At first, I thought this documentary was all about sushi. More than the art of making sushi as a way of life, it was also all about life. I was able to get a lot of insights and learned a lot of valuable lessons that only experience and people with wisdom could teach. It dabbles on family, culinary as a form of art, work and the complexities of a father-son/boss-employee relationship.
Oh, and did I mention that Jiro is already 85 years old??? Yes, he is 85 and still running his place. As the adage goes, you can do what you love for the rest of your life if it is truly what you love doing. He is touted as the best sushi chef in the world and his success can be attributed to his extreme discipline, focus and passion.
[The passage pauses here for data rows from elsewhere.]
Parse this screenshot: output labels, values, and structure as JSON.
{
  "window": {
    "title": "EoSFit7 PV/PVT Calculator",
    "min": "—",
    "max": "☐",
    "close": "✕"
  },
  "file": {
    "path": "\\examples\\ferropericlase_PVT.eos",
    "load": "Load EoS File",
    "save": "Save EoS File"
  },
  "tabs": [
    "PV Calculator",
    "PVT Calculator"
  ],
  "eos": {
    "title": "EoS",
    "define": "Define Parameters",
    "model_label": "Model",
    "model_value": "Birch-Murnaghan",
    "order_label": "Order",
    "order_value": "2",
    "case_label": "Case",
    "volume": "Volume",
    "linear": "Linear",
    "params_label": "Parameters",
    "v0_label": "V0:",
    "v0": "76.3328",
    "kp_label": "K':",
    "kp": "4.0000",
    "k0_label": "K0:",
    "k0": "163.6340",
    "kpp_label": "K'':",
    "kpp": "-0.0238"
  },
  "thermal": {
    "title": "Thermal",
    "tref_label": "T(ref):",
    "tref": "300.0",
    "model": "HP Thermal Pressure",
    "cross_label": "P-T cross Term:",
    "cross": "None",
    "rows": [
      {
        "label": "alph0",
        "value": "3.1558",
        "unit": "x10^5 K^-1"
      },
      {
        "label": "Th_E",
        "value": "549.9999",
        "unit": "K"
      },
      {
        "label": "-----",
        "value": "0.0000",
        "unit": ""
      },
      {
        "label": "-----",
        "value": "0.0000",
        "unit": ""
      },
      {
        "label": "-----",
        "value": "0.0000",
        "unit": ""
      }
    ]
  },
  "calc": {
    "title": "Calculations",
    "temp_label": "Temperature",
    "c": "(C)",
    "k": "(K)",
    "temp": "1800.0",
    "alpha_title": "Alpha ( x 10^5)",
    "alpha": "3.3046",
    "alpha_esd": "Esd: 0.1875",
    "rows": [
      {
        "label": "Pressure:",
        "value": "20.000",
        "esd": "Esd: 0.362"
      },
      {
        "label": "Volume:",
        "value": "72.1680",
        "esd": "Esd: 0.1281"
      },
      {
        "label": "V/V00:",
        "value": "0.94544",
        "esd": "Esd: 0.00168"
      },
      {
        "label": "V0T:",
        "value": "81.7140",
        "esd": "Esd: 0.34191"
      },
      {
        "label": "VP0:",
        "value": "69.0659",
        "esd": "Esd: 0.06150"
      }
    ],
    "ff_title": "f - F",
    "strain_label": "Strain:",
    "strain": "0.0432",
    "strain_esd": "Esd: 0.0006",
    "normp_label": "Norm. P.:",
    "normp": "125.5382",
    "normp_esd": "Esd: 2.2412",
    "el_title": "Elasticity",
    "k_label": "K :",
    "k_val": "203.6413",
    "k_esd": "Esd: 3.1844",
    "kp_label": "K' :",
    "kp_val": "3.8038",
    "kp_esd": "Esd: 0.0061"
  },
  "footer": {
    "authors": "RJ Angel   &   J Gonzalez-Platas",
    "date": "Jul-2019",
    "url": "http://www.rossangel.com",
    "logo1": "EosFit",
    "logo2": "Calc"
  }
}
This is quite evident in his work and everyday life and he demands nothing less from his sons and staff, too. The documentary will show that just to handle the simple task of cooking the egg or rice, the training he requires for that is 10 years! Other people would’ve probably quit after a maximum of 2-3 years or maybe just from the plain boredom of doing the same thing over and over. This will show you that this man can be quite intense and gives a whole new meaning to the word FOCUS!
If I had one entrepreneurial lesson learned from watching this documentary it would be the art of mastery and dedication. This is something that I would also like to teach my kids – to give their best in whatever they do, and by best I mean 100% concentration, focus, energy and love into their passions. I wouldn’t want them to settle for anything less, and yes, I will let them watch this documentary in the future. May they learn to be as focused and hardworking as Jiro, yet never forget their humble beginnings.